23.Had the Plaintiff submitted a program in conformity with the requirements of clause 21.2(b) of the Contract, the approved Contract Program would have contained dates which were reasonably anticipated for access to the Site (after completion of the Combined Logistics Facility), practical completion and other milestones, and there would have been no delay and disruption to the Plaintiff in carrying out the Works under the Contract.
It will be recalled that the chapeau to the defendant's SDCC par 26 makes a direct reference to the circumstances as pleaded in pars 19 to 24 of the SDCC. It refers thereby to the two anterior SDCC paragraphs I have just quoted from concerning an alleged breach of cl 21.2(b) of the Contract - in reference to the plaintiff's as proposed Contract Programme and to the asserted breach in relation to that submitted Programme.
Conclusion
In short, at this interlocutory stage the pleaded defence and counterclaim position articulated under the defendant's SDCC at par 26 does not present as clearly untenable. Matters raised by the defendant concerning the CLF Contract could potentially bear relevantly upon the state of the plaintiff's knowledge of site delays in progress of the works and of the plaintiff's alleged breach - in terms of a preparation and submission to the defendant of a contract programme that was, when submitted, well out of a realistic temporal alignment with the true facts concerning the delayed state of the progression of the works at the airport site at the time and, in particular, as to encountered delays in completing the works under the CLF (to which the defendant was party) producing 'knock‑on', blow‑out delay consequences for other works the subject of the Contract, as the subject of the present action.
I reiterate that I am not rendering final conclusions about those foreshadowed arguments of the defendant.
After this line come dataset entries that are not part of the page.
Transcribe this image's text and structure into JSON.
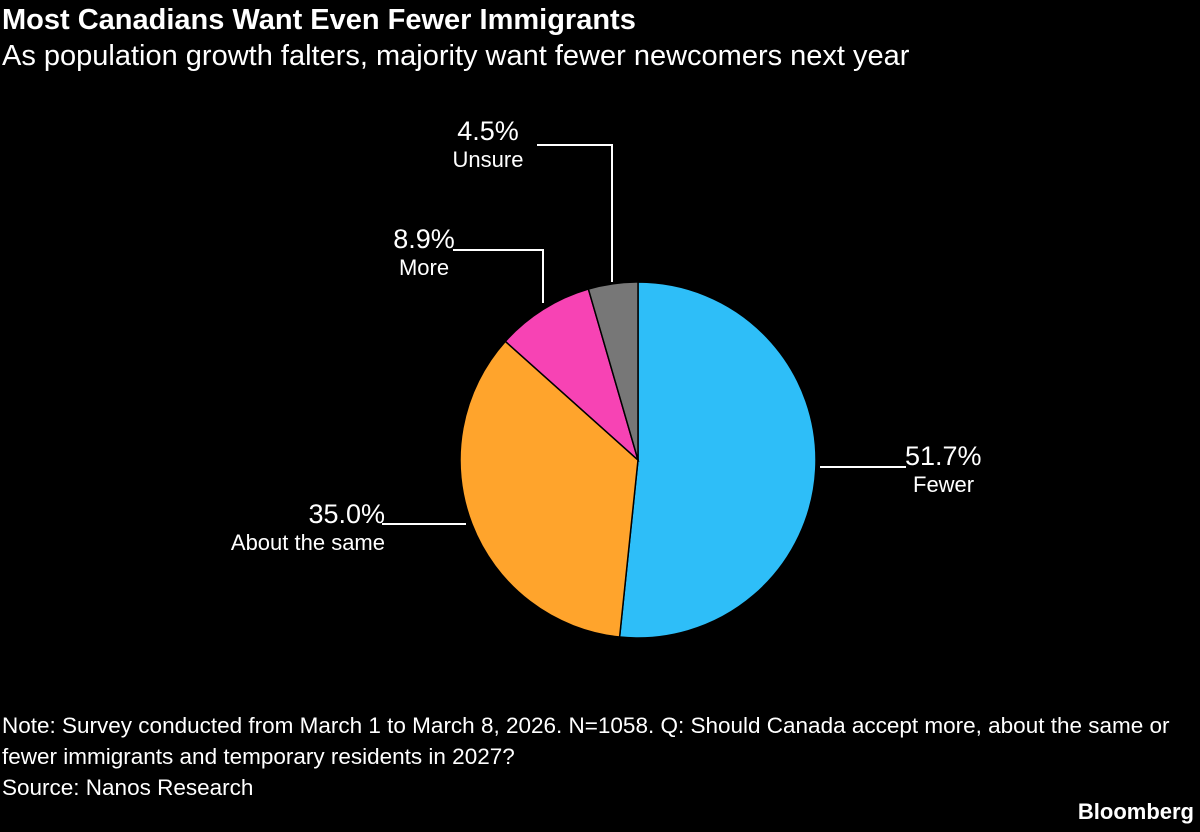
{
  "title": "Most Canadians Want Even Fewer Immigrants",
  "subtitle": "As population growth falters, majority want fewer newcomers next year",
  "chart_data": {
    "type": "pie",
    "start": "top",
    "direction": "clockwise",
    "slices": [
      {
        "label": "Fewer",
        "value": 51.7,
        "display": "51.7%",
        "color": "#2ebef8"
      },
      {
        "label": "About the same",
        "value": 35.0,
        "display": "35.0%",
        "color": "#ffa42c"
      },
      {
        "label": "More",
        "value": 8.9,
        "display": "8.9%",
        "color": "#f743b4"
      },
      {
        "label": "Unsure",
        "value": 4.5,
        "display": "4.5%",
        "color": "#777777"
      }
    ]
  },
  "note": "Note: Survey conducted from March 1 to March 8, 2026. N=1058. Q: Should Canada accept more, about the same or fewer immigrants and temporary residents in 2027?",
  "source": "Source: Nanos Research",
  "brand": "Bloomberg"
}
But at this early stage it is sufficient for me to say that the defendant has raised what I assess to be a respectably arguable basis to support the relevance of its SDCC par 26 plea.
In those circumstances, a summary excision of the plea under par 26 of the SDCC would be inappropriate.
Consequently, the plaintiff's strike out application must fail as a matter of merit.
Given my substantive evaluation as to the lack of merit in the strike out application as proposed, there can be no leave granted for an unmeritorious strike out application to be brought out of time by the plaintiff.
In consequence then, prima facie, the following orders seem appropriate:
(a)the plaintiff's application for leave to bring a strike out application to be advanced under its chamber summons of 7 December 2017 is dismissed.
(b)the plaintiff should pay the defendant's costs of the present application in the circumstances to be taxed; and
(c)limits otherwise applicable for a taxation of costs on an interlocutory application in chambers should be removed for the purposes of any such taxation given the complexities of the present application and a proper participation of senior counsel on each side of the argument - reflecting both the inherent importance of the application and its tactical significance within the overall litigation.
If necessary, I will hear the parties on the papers should there be any dispute over these dispositive orders once these reasons have been published to the parties.